4 And before Isaias was gone out of the middle of the court, the word of the Lord came to him, saying:
5 Go back, and tell Ezechias, the captain of my people: Thus saith the Lord, the God of David, thy father: I have heard thy prayer, and I have seen thy tears: and behold I have healed thee: on the third day thou shalt go up to the temple of the Lord.
6 And I will add to thy days fifteen years: and I will deliver thee and this city out of the hand of the king of the Assyrians, and I will protect this city for my own sake, and for David, my servant’s sake.
7 And Isaias said: Bring me a lump of figs. And when they had brought it, and laid it upon his boil, he was healed.
8 And Ezechias had said to Isaias: What shall be the sign that the Lord will heal me, and that I will go up to the temple of the Lord the third day?
9 And Isaias said to him: This shall be the sign from the Lord, that the Lord will do the word which he hath spoken: Wilt thou that the shadow go forward ten lines, or that it go back so many degrees?
10 And Ezechias said: It is an easy matter for the shadow to go forward ten lines: and I do not desire that this be done, but let it return back ten degrees.

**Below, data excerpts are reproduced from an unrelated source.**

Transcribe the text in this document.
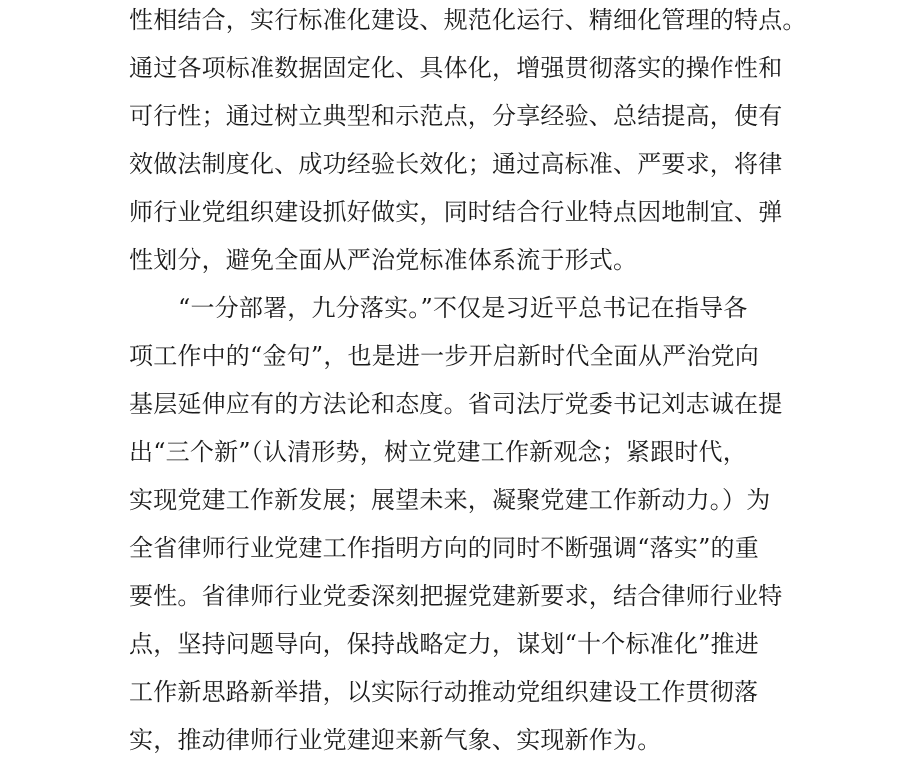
性相结合，实行标准化建设、规范化运行、精细化管理的特点。
通过各项标准数据固定化、具体化，增强贯彻落实的操作性和
可行性；通过树立典型和示范点，分享经验、总结提高，使有
效做法制度化、成功经验长效化；通过高标准、严要求，将律
师行业党组织建设抓好做实，同时结合行业特点因地制宜、弹
性划分，避免全面从严治党标准体系流于形式。
“一分部署，九分落实。”不仅是习近平总书记在指导各
项工作中的“金句”，也是进一步开启新时代全面从严治党向
基层延伸应有的方法论和态度。省司法厅党委书记刘志诚在提
出“三个新”（认清形势，树立党建工作新观念；紧跟时代，
实现党建工作新发展；展望未来，凝聚党建工作新动力。）为
全省律师行业党建工作指明方向的同时不断强调“落实”的重
要性。省律师行业党委深刻把握党建新要求，结合律师行业特
点，坚持问题导向，保持战略定力，谋划“十个标准化”推进
工作新思路新举措，以实际行动推动党组织建设工作贯彻落
实，推动律师行业党建迎来新气象、实现新作为。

11 And Isaias, the prophet, called upon the Lord, and he brought the shadow ten degrees backwards by the lines, by which it had already gone down on the dial of Achaz.
12 At that time Berodach Baladan, the son of Baladan, king of the Babylonians, sent letters and presents to Ezechias: for he had heard that Ezechias had been sick.
13 And Ezechias rejoiced at their coming, and he shewed them the house of his aromatical spices, and the gold, and the silver, and divers precious odours, and ointments, and the house of his vessels, and all that he had in his treasures. There was nothing in his house, nor in all his dominions, that Ezechias shewed them not.
14 And Isaias, the prophet, came to king Ezechias, and said to him: What said these men? or from whence came they to thee? And Ezechias said to him: From a far country, they came to me out of Babylon.

2 Kings 20:4-14 Meaning and Commentary

In this chapter is an account of Hezekiah's sickness, and of the means of his recovery, and of the sign given of it, 2 Kings 20:1 of the king of Babylon's congratulatory letter to him upon it, when he showed to the messengers that brought it his treasures, in the pride and vanity of his heart, 2 Kings 20:12 for which he was reproved by the prophet Isaiah, and was humbled, and submitted to the sentence pronounced on his house, 2 Kings 20:14, and the chapter is concluded with his reign and death, 2 Kings 20:20.